Why Kelsey Merritt’s features are not the basis of her national identity

September 17, 2018 - 4:59 PM
Kelsey Merritt's identity got questioned when she announced that she will be the first Filipino to walk in the coveted Victoria's Secret Fashion Show. (Maybelline New York/Released)

Kelsey Merritt becoming the first Filipino model of Victoria Secret is being questioned on social media over her national identity because of her “mestiza” features.

To be part of the much-anticipated fashion show is a dream come true for Merritt and her excitement could be felt when she posted about it on Instagram.

“What an honor it is to be the first Filipino to walk in the Victoria’s Secret Fashion Show 2018!!! Ahhhhhh I can’t believe this!!” the Filipino-American model said.

She made known her ambition to be a Victoria Secret model via Twitter in 2017. She soon made the cut and started working with Victoria’s Secret in May.

Some Filipinos were quick to criticize Merritt’s features perceived to be more American or European rather than Filipino.

Who are ‘Filipinos’?

It would be a mistake to equate one person’s national identity simply by her ethnicity—that is her physical and cultural attributes. Ethnicity is just one aspect of national identity, which could be based on citizenship or nationality.

Nationality is acquired by birth, inheritance or ancestry. A person cannot be a national of more than one country. Citizenship, meanwhile, is more specific as it affords him rights and responsibilities under a set of laws. It can be changed by marriage or naturalization, or acquired as a second status.

In many cases, being a national makes one a citizen. In some countries like Mexico, however, children under 18 years of age are nationals but are not yet considered citizens with full voting rights.

In Section 1, Article IV of the Constitution, Filipino citizens are the following:

  • Those who are citizens of the Philippines at the time of the adoption of this Constitution;
  • Those whose fathers or mothers are citizens of the Philippines;
  • Those born before January 17, 1973, of Filipino mothers, who elect Philippine citizenship upon reaching the age of majority; and
  • Those who are naturalized in accordance with law.

It also stated in section 4 that Filipino citizens will retain his or her citizenship even if the person marries a foreigner.

Also, a child immediately inherits the citizenship of the Filipino parent, provided by the principle of jus sanguinis or the right of blood.

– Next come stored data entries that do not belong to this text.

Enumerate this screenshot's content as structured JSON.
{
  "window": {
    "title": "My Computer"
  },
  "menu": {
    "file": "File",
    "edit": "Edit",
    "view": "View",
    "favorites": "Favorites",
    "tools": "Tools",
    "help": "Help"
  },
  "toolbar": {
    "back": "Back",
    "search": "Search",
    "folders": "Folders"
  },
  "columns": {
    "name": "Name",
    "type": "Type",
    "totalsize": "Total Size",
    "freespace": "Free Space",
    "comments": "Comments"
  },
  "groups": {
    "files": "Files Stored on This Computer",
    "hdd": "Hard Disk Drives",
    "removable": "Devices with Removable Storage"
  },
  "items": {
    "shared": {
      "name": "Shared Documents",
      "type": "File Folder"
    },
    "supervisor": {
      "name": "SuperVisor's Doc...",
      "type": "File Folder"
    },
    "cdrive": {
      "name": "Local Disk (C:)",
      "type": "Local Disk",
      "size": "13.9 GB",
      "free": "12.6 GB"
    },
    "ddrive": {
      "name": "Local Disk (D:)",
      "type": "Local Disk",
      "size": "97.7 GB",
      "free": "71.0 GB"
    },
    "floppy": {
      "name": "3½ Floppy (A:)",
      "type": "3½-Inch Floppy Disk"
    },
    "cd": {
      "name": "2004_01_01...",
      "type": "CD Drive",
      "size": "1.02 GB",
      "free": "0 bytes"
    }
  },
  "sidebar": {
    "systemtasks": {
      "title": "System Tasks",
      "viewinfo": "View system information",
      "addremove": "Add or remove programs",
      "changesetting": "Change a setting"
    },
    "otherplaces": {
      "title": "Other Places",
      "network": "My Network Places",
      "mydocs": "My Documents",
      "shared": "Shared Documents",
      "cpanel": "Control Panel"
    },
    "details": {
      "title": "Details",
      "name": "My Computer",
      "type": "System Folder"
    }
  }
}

There’s another process of acquiring Filipino citizenship, that is, through naturalization.

A foreigner who wishes to be a Filipino must meet the criteria specifically stated under Commonwealth Act No. 473 or the Revised Naturalization Law. A foreigner therefore can be a Filipino at will, and not less of one in the eyes of the law.

Among the qualifications include having resided in the Philippines for a continued period of at least ten years and being not younger than 21 years old on the day of the hearing of  his or her petition to be naturalized.

It is up to the Bureau of Immigration to hear the petition cases and provide the recognition that an applicant is a Filipino citizen.

Merritt is therefore a natural-born Filipino citizen because one of her parents is a Filipino citizen at the time of her birth.

Merritt defines her identity

In her reply to critics, the 21-year-old shared that she was born, raised and graduated in the Philippines before moving to the United States.

Merritt earned her bachelor’s degree in Communications at the Ateneo de Manila University.

When she announced her feat to model for the upcoming fashion show, there were Filipinos who pointed out that she looked more American than a Filipino.

Others responded that being born and raised here already identifies Merritt as a Filipino.

This was the similar online debate against the perceived bad casting of the ABS-CBN show “Bagani.”

The evening fantaserye drew flak for its cast of actors with Western features, mainly Liza Soberano and Enrique Gil, for Filipino native roles.

Soberano attempted to defend herself in a now-deleted tweet saying that she was raised by two Filipinos and fancies the Filipino staple sinigang.